Susanne Uhlen, Carsten Klemm, und Kristine Walther spielen in dem Stück von David Lindsay-Abaire in der Aula des Josef Albers Gymnasiums. Karten gibt es in der Theaterkasse (Tel.: 70 33 08) und an der Abendkasse.
“Es ist ihm gelungen, ohne jede Sentimentalität ein Stück über Trauer zu schreiben und gleichzeitig mit komischen Situationen zu überraschen.” So urteilen Kritiker in Amerika über das Stück von Linsay-Abaire, das im Jahr 2007 mit dem Pulitzer-Preis ausgezeichnet worden ist.
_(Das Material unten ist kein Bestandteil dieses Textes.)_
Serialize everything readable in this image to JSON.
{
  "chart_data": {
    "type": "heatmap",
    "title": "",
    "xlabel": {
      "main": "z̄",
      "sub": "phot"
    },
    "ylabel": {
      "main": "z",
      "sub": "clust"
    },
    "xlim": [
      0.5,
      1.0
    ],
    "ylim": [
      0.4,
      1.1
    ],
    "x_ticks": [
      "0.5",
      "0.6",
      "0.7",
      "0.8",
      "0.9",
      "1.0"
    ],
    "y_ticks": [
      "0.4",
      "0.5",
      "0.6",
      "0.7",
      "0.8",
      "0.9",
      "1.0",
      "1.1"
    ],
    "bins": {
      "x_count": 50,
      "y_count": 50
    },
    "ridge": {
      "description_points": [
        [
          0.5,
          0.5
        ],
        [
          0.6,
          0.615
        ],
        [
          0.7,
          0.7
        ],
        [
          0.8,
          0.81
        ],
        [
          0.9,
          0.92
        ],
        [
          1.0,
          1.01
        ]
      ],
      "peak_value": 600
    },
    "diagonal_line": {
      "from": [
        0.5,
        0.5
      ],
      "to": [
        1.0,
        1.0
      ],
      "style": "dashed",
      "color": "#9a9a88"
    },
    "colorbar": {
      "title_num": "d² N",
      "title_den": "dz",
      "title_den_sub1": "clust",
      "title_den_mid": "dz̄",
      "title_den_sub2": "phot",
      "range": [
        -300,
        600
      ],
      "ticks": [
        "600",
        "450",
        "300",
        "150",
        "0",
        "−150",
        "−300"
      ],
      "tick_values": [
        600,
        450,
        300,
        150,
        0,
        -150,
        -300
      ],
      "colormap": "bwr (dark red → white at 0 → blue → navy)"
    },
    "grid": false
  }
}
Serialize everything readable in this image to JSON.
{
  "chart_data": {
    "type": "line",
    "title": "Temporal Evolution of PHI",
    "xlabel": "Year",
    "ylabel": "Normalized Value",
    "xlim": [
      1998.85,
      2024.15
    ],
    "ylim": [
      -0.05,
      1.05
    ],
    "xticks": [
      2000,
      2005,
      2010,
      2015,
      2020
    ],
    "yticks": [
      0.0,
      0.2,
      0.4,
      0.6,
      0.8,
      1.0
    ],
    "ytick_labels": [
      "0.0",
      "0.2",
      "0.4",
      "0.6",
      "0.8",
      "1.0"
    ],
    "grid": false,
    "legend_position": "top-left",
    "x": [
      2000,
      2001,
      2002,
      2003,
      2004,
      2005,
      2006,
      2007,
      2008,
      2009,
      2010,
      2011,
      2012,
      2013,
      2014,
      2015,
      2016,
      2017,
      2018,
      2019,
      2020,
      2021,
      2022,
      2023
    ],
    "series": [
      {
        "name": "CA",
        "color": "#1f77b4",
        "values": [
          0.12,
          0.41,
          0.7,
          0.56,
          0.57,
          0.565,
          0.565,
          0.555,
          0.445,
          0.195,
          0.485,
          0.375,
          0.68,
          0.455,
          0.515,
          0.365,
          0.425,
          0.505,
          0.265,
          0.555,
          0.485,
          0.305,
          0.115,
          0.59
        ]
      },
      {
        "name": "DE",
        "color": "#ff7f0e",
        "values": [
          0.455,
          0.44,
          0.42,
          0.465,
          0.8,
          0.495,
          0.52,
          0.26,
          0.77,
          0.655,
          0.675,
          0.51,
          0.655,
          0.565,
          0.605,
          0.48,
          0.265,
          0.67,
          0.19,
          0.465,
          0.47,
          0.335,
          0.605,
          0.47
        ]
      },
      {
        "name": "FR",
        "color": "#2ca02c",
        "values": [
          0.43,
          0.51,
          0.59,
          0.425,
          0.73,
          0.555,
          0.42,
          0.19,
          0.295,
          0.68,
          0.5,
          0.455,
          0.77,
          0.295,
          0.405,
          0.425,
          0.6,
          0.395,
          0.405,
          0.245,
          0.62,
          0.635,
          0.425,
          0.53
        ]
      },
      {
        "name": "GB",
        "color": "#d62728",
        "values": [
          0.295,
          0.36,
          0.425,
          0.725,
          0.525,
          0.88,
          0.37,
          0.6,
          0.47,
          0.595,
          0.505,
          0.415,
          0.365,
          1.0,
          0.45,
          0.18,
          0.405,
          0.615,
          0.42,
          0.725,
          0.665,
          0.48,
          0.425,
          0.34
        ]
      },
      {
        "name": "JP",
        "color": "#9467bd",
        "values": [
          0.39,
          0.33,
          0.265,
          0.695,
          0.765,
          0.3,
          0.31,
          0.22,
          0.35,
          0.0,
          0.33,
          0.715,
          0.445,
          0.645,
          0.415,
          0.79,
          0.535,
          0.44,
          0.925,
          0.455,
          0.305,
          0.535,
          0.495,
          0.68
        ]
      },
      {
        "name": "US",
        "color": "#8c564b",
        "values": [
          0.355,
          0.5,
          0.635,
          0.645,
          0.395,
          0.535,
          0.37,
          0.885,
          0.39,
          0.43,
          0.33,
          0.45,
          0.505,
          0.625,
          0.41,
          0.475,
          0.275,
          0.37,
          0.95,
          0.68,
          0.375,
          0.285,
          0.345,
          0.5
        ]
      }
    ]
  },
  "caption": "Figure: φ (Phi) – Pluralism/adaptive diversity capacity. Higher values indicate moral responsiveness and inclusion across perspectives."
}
Linsay-Abaire verbindet zwei Portionen Lachen mit einer Portion Weinen und umgekehrt und dabei kommt weder das eine noch das andere zu kurz.
“Die entfernte Stimme” ist ein Theaterstück über Menschen, die mit ihrer Trauer fertig werden müssen und dabei unterschiedliche Wege einschlagen: Becca will sich von allem abkapseln und nicht mehr an ihren Sohn erinnert werden und ihr Mann Howie will alles, was ihn an Danny erinnert, bewahren.
Keiner der beiden versteht das Verhalten des anderen – beide sind ihrer Trauer hilflos ausgeliefert. Aber die beiden sind unsentimentale, geistvolle und oft auch humorvolle Menschen, die daran arbeiten, sich durch ihre Trauer und auch um einander zu kämpfen.